Personally I enjoy seeing vintage aircraft at close range and doing a flypast of the crowd line (fast and slow) rather than aerobatics as I can take better photos and appreciate seeing the aircraft in operation, without the pilot or the public being at too great a risk. I don't ever want display pilots to put themselves at risk for my enjoyment.
"doing a flypast", anyone recall the famous German Navy pair of F014s? They were just flypasts and boy were they good! As for the likes of Waado and Fairford, nothing to do with the CAA.
I must admit I do like a good low and fast fly past, I always liked the Phantom on a low and fast fly past as at a Mildenhall air show in the late ninties or a Jaguar both sounded really good might have been something to do with the way the engines were positioned both planes being similar from the rear.
Theres a letter in todays Telegraph pointing out that this isnt the first crash involving spectator fatalities since Farnborough. The writer remembers the Vulcan crash at Syerston. Okay the 3 people killed on the ground cant trully said to be spectators as they were working, but they werent aircrew.
Following the 1952 Farnborough DH110 break up during the show they continued with Neville Duke breaking the sound barrier in a Hunter fly past ~ more impressive than wing overs and I recall that there was an element of risk in attending an air shows at the time which every one had accepted.
My Father took me to some of the Farnborough airshows between 1955 to 1959 and spent most of his time asleep on the grass until on one occasion a Vulcan completed a simulated full tactical take off procedure ( ? ) and woke him up in a highly confused state due to the ground vibrating ~ when he finally got to his feet he could not see due to picking up the lady who had been standing behind him ~ who was now sitting on top of his cloth cap still firmly attached to his head while not fully appreciating why she was no longer standing at ground level.
A very similar procedure was being practiced in 1978 just a little further north from our offices and workshops in Northbrook Chicago.

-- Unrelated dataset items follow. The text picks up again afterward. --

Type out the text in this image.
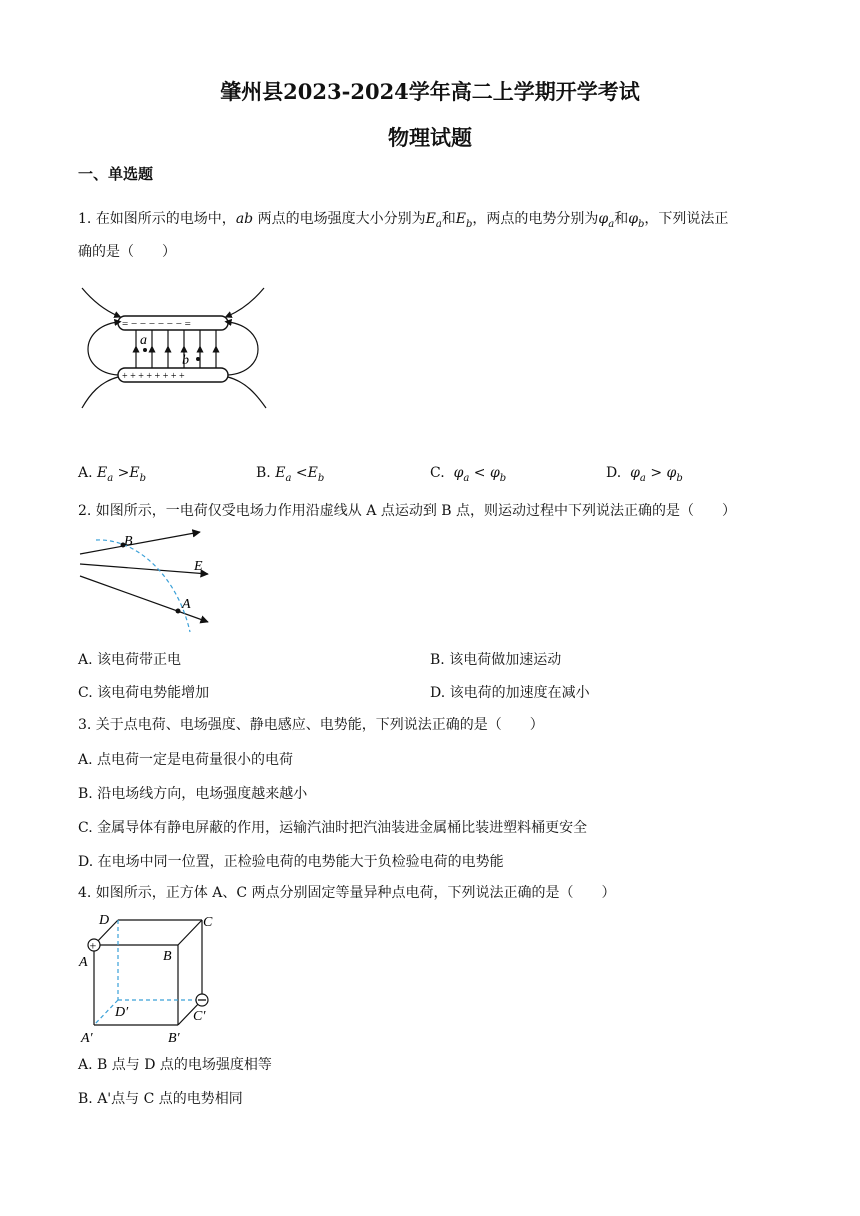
肇州县2023-2024学年高二上学期开学考试
物理试题
一、单选题
1. 在如图所示的电场中，ab 两点的电场强度大小分别为$E_a$和$E_b$，两点的电势分别为$\varphi_a$和$\varphi_b$，下列说法正
确的是（　　）
= − − − − − − =
+ + + + + + + +
a
b
A. $E_a >E_b$	B. $E_a <E_b$	C. $\varphi_a < \varphi_b$	D. $\varphi_a > \varphi_b$
2. 如图所示，一电荷仅受电场力作用沿虚线从 A 点运动到 B 点，则运动过程中下列说法正确的是（　　）
B
E
A
A. 该电荷带正电	B. 该电荷做加速运动
C. 该电荷电势能增加	D. 该电荷的加速度在减小
3. 关于点电荷、电场强度、静电感应、电势能，下列说法正确的是（　　）
A. 点电荷一定是电荷量很小的电荷
B. 沿电场线方向，电场强度越来越小
C. 金属导体有静电屏蔽的作用，运输汽油时把汽油装进金属桶比装进塑料桶更安全
D. 在电场中同一位置，正检验电荷的电势能大于负检验电荷的电势能
4. 如图所示，正方体 A、C 两点分别固定等量异种点电荷，下列说法正确的是（　　）
+
D	C
A	B
D′	C′
A′	B′
A. B 点与 D 点的电场强度相等
B. A'点与 C 点的电势相同
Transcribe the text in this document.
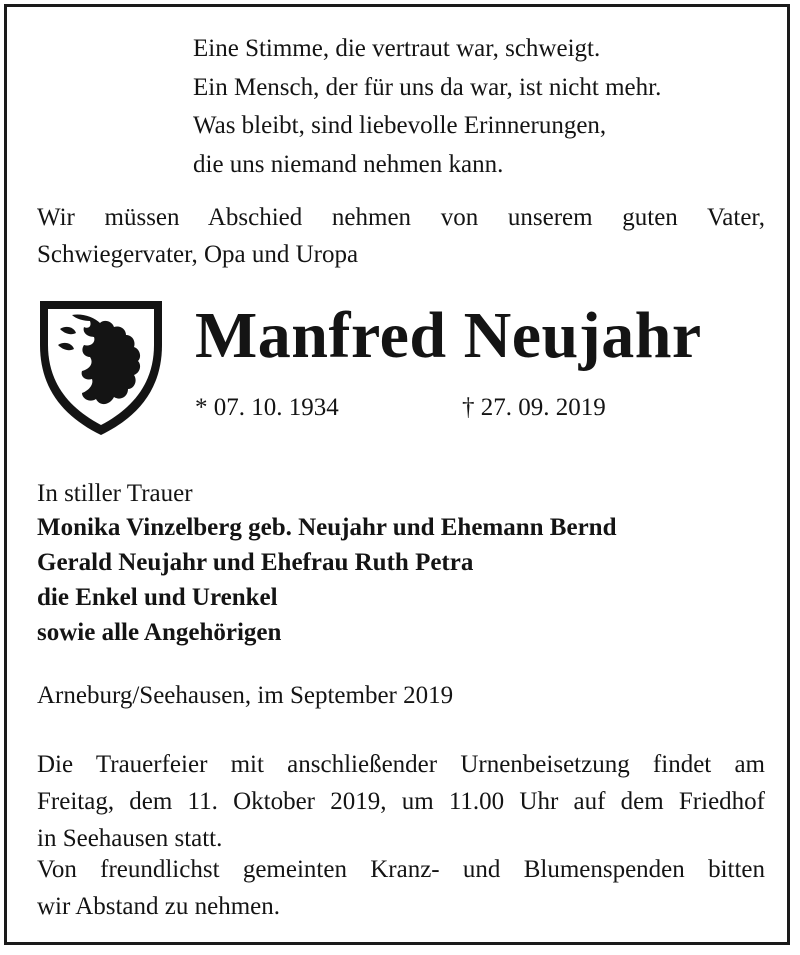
Eine Stimme, die vertraut war, schweigt.
Ein Mensch, der für uns da war, ist nicht mehr.
Was bleibt, sind liebevolle Erinnerungen,
die uns niemand nehmen kann.
Wir müssen Abschied nehmen von unserem guten Vater,
Schwiegervater, Opa und Uropa
Manfred Neujahr
* 07. 10. 1934	† 27. 09. 2019
In stiller Trauer
Monika Vinzelberg geb. Neujahr und Ehemann Bernd
Gerald Neujahr und Ehefrau Ruth Petra
die Enkel und Urenkel
sowie alle Angehörigen
Arneburg/Seehausen, im September 2019
Die Trauerfeier mit anschließender Urnenbeisetzung findet am
Freitag, dem 11. Oktober 2019, um 11.00 Uhr auf dem Friedhof
in Seehausen statt.
Von freundlichst gemeinten Kranz- und Blumenspenden bitten
wir Abstand zu nehmen.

Unfortunately they were reported to have suffered a flame out ( ? ) and the aircrew were killed when the Vulcan came down in the local dump. ( XL390 from 617 Sqd. )
The following year we also lost a significant number of our field engineers when a DC10 lost an engine during take off from Chicago ( AA Flight 191 )
The challenge with any incident is that the news readers never just keep to the facts but always have to add the uninformed opinion of their news desk managers.
Quite right about Neville Duke taking to the air after the DH 110 crash at Farnborough, it was how we all behaved then , bravery was the order of the day as most spectators had lived through a war even if only as children like me. I also think that the first thing the commentator said as the plane began to break up was 'oh my God' but I've never seen this reported anywhere since.
I think it was after that disaster that the aircraft were no longer allowed to fly in towards the crowd which is what John Derry was doing when he crashed. This is why so many just behind us on the hill were killed as the engine kept coming towards us, I shall never forget it.
I heard a similar account on Radio Oxford from a Young lady (Then) talking about her near-by experience with this disaster at Farnborough. Would that have been you Pauline ?
I heard a similar account on Radio Oxford from a Young lady (Then) talking about her near-by experience with this disaster at Farnborough. Would that have been you Pauline ?
No Paul (hope I've got that right?) somehow I wouldn't want to talk about what happened to me on radio although, as you can tell from this, I will talk to friends. The memories of the break up of the aircraft are still so vivid to me and the engine passed so close to my father, his friend who had been a wireless operator on a Lancaster during the war, and me, that we could almost have reached up and touched it. It is impossible to forget something like that, and seeing the film of the smoking engine on the ground afterwards, as I have recently, gives me feelings that are impossible to describe, sheer horror that all those people died so close to me, when moments before we had been thrilled by what we had been watching and listening to. And how brave Neville Duke was, as what he did certainly helped in the aftermath and made people try to carry on as normally as possible, everyone just kept out of the way of those helping the injured, no-one then would have been taking 'selfies' of themselves at the scene!